My eyes were as cold as his own. "This we do not understand. The white man has no quarrel with the tribe of Kornesh."

"The white man," Lo-as-ro said sonorously, "has taken from the Orbiwah his land and his home. He has driven the Orbiwah into small areas. He has killed buffalo and the bison and the deer, leaving the Orbiwah to eat the meat of the horse or to starve. The Orbiwah has been made foul with the diseases of the white man."

"All this," I said, "was long, long ago. Perhaps it was not right, but it is the way of life that the strong prevail and the weak perish."

His expression darkened. "You say this—you with the blood of the Orbiwah in your veins?"

"I speak only true words, noble Lo-as-ro. The white men are in number as the leaves of the forest, the Orbiwah few and helpless."

One of his hands made a graceful motion. "I have come to return the land to the Orbiwah, to restore him to the greatness of his fathers. Once more the land shall be alive with game, the rivers filled with fish. Once more shall the Orbiwah hunt with the weapons of his fathers. I have spoken."

"From whence do you come?" I asked.

He pointed dramatically toward the sky. "From a great distance. Up there are many worlds."

"Tell me of your world," I said.

The telling took a long time but not a word of it was dull. According to Lo-as-ro, his world was a planet revolving about one of the stars in the Big Dipper. It was slightly smaller than Earth, with about the same climates and development of life. It was peopled with only one race, the Orbiwah, who lived much as the Indians in America did before the arrival of the white man. Recently spaceships from another planet in the same solar system had landed on the Orbiwah world.

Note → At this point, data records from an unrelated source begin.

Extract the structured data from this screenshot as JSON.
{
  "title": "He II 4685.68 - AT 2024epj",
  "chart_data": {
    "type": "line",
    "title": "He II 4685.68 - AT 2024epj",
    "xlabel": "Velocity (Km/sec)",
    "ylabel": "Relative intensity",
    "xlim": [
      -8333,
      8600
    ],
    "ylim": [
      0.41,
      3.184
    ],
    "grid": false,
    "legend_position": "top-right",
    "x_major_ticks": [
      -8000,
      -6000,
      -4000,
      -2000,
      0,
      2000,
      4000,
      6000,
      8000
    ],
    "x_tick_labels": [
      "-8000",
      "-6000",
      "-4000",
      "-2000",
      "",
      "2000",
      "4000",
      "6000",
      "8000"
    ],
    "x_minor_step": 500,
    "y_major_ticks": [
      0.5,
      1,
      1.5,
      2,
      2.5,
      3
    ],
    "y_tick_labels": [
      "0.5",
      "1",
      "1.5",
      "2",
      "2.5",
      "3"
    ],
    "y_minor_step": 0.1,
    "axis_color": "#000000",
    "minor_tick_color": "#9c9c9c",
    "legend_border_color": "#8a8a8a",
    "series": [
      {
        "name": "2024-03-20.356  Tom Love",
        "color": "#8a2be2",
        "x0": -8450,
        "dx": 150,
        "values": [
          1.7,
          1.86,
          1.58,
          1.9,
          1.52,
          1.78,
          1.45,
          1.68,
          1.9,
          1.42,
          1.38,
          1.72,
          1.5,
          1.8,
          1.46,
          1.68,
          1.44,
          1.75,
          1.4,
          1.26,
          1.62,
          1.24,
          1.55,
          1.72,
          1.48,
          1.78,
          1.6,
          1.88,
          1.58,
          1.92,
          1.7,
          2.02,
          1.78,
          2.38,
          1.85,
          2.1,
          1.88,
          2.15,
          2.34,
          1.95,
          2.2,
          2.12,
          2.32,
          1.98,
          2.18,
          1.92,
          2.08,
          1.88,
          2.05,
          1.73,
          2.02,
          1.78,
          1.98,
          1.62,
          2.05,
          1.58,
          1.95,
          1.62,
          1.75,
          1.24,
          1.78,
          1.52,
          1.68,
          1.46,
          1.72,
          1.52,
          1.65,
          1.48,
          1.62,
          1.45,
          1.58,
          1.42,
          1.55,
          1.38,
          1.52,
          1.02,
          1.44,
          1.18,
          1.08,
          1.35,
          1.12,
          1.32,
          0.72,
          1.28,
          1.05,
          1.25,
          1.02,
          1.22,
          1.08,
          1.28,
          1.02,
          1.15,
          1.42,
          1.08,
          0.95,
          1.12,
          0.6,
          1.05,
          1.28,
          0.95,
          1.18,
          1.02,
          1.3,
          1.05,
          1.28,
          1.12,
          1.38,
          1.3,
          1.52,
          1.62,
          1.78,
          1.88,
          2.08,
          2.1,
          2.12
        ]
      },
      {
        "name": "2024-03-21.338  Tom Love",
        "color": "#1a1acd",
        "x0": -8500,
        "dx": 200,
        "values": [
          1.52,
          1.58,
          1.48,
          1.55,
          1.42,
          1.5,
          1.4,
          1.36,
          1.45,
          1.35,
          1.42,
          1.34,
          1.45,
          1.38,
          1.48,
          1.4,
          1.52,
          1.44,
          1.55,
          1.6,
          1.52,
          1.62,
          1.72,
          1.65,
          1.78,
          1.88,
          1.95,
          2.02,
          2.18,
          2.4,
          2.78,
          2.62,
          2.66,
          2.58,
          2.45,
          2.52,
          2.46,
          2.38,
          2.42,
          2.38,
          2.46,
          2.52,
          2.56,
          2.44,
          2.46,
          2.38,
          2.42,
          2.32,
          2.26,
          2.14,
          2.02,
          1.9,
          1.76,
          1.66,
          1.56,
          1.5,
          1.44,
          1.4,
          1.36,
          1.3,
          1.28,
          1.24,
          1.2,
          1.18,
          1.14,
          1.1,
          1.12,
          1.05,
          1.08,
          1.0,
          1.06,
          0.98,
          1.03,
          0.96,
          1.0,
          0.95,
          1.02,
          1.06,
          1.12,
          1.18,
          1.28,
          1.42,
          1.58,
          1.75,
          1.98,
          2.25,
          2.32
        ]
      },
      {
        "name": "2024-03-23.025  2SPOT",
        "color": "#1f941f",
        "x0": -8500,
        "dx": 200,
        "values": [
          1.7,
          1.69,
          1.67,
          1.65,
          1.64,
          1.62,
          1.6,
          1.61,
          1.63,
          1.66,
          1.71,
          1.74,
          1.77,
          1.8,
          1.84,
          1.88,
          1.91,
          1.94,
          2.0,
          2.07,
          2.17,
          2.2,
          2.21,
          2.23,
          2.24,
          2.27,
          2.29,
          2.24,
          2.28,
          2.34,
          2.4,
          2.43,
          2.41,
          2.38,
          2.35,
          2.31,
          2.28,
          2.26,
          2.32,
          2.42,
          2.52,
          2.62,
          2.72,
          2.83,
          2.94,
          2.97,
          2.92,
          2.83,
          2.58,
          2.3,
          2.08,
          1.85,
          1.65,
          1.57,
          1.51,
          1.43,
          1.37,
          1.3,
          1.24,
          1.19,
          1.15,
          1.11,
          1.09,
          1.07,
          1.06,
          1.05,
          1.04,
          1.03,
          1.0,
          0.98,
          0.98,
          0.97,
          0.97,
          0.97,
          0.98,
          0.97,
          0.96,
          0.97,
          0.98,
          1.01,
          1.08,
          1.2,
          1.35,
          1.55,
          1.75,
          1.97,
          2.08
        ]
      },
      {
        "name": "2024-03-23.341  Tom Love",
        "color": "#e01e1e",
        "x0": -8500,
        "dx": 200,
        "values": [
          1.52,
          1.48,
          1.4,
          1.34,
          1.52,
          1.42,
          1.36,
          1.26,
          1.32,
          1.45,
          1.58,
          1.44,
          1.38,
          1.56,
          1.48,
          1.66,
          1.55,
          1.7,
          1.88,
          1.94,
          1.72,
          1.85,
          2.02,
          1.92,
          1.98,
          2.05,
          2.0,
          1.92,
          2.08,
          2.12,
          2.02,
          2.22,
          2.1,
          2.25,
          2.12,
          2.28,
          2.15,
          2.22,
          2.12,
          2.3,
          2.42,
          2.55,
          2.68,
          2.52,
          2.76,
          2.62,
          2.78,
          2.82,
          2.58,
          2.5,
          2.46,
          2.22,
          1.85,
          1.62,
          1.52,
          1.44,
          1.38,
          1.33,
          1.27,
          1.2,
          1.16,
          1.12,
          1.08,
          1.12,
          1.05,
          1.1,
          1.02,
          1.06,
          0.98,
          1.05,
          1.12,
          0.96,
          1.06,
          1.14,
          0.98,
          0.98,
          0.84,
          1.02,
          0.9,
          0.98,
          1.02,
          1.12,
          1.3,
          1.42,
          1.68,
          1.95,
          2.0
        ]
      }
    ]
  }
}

These newcomers were friendly, had no thought of conquest, and possessed a science and culture of amazing proportions.


From them the Orbiwah learned of a planet on which were men of their own kind. Lo-as-ro, fired by the thought of establishing contact with people like himself, had borrowed spaceships manned by robots and crossed the void to Earth. For weeks they had hovered in our atmosphere, at first saddened, then angered, by the fate meted out to the Indians.

Since the spaceships were able to move through Time into the past, Lo-as-ro hit on the idea of going back to the days when the Indian was still in control of most of America. With the power at his control he could force the white man from the continent and restore the land to those who owned it.

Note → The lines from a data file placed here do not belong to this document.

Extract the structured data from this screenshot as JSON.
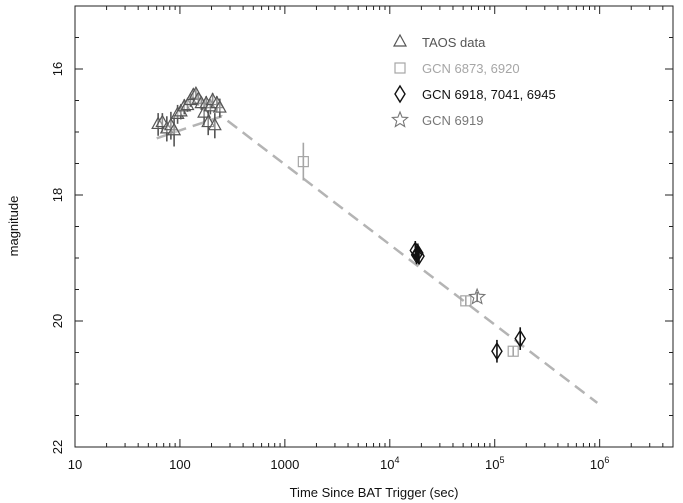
{
  "chart_data": {
    "type": "scatter",
    "xlabel": "Time Since BAT Trigger (sec)",
    "ylabel": "magnitude",
    "x_scale": "log",
    "xlim": [
      10,
      5000000
    ],
    "ylim": [
      22,
      15
    ],
    "y_inverted": true,
    "x_ticks": [
      {
        "value": 10,
        "label": "10"
      },
      {
        "value": 100,
        "label": "100"
      },
      {
        "value": 1000,
        "label": "1000"
      },
      {
        "value": 10000,
        "label": "10",
        "sup": "4"
      },
      {
        "value": 100000,
        "label": "10",
        "sup": "5"
      },
      {
        "value": 1000000,
        "label": "10",
        "sup": "6"
      }
    ],
    "y_ticks": [
      {
        "value": 16,
        "label": "16"
      },
      {
        "value": 18,
        "label": "18"
      },
      {
        "value": 20,
        "label": "20"
      },
      {
        "value": 22,
        "label": "22"
      }
    ],
    "legend_position": "top-right",
    "grid": false,
    "fit_line": {
      "style": "dashed",
      "color": "#b4b4b4",
      "points": [
        [
          60,
          17.1
        ],
        [
          250,
          16.75
        ],
        [
          950000,
          21.3
        ]
      ]
    },
    "series": [
      {
        "name": "TAOS data",
        "marker": "triangle",
        "color": "#555555",
        "points": [
          {
            "x": 62,
            "y": 16.88,
            "err": 0.18
          },
          {
            "x": 68,
            "y": 16.85,
            "err": 0.15
          },
          {
            "x": 75,
            "y": 16.95,
            "err": 0.2
          },
          {
            "x": 82,
            "y": 16.9,
            "err": 0.22
          },
          {
            "x": 88,
            "y": 16.98,
            "err": 0.25
          },
          {
            "x": 95,
            "y": 16.72,
            "err": 0.15
          },
          {
            "x": 102,
            "y": 16.68,
            "err": 0.12
          },
          {
            "x": 110,
            "y": 16.6,
            "err": 0.12
          },
          {
            "x": 118,
            "y": 16.58,
            "err": 0.1
          },
          {
            "x": 126,
            "y": 16.5,
            "err": 0.1
          },
          {
            "x": 134,
            "y": 16.42,
            "err": 0.08
          },
          {
            "x": 142,
            "y": 16.4,
            "err": 0.08
          },
          {
            "x": 150,
            "y": 16.48,
            "err": 0.1
          },
          {
            "x": 160,
            "y": 16.55,
            "err": 0.1
          },
          {
            "x": 170,
            "y": 16.7,
            "err": 0.2
          },
          {
            "x": 178,
            "y": 16.55,
            "err": 0.12
          },
          {
            "x": 186,
            "y": 16.85,
            "err": 0.2
          },
          {
            "x": 195,
            "y": 16.6,
            "err": 0.12
          },
          {
            "x": 205,
            "y": 16.5,
            "err": 0.12
          },
          {
            "x": 215,
            "y": 16.9,
            "err": 0.2
          },
          {
            "x": 225,
            "y": 16.55,
            "err": 0.12
          },
          {
            "x": 240,
            "y": 16.62,
            "err": 0.15
          }
        ]
      },
      {
        "name": "GCN 6873, 6920",
        "marker": "square",
        "color": "#a6a6a6",
        "points": [
          {
            "x": 1500,
            "y": 17.47,
            "err": 0.3
          },
          {
            "x": 53000,
            "y": 19.68,
            "err": 0.08
          },
          {
            "x": 150000,
            "y": 20.48,
            "err": 0.08
          }
        ]
      },
      {
        "name": "GCN 6918, 7041, 6945",
        "marker": "diamond",
        "color": "#111111",
        "points": [
          {
            "x": 17500,
            "y": 18.88,
            "err": 0.15
          },
          {
            "x": 18000,
            "y": 18.95,
            "err": 0.15
          },
          {
            "x": 18500,
            "y": 18.92,
            "err": 0.15
          },
          {
            "x": 19000,
            "y": 18.97,
            "err": 0.12
          },
          {
            "x": 105000,
            "y": 20.48,
            "err": 0.18
          },
          {
            "x": 175000,
            "y": 20.28,
            "err": 0.18
          }
        ]
      },
      {
        "name": "GCN 6919",
        "marker": "star",
        "color": "#777777",
        "points": [
          {
            "x": 68000,
            "y": 19.62,
            "err": 0.08
          }
        ]
      }
    ]
  }
}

Arriving near the close of the Eighteenth Century, he found a sizeable encampment of Indians, brought the ship down among them, and summoned the chiefs to a Council of War, where he outlined to them his plan. To his astonishment he found the chiefs suspicious of outside help and confident that they could defeat the white man alone. In vain did Lo-as-ro explain that they were doomed; they could not, or would not, believe that he had visited the future. He offered to take them ahead and let them see for themselves—an offer that was quickly refused.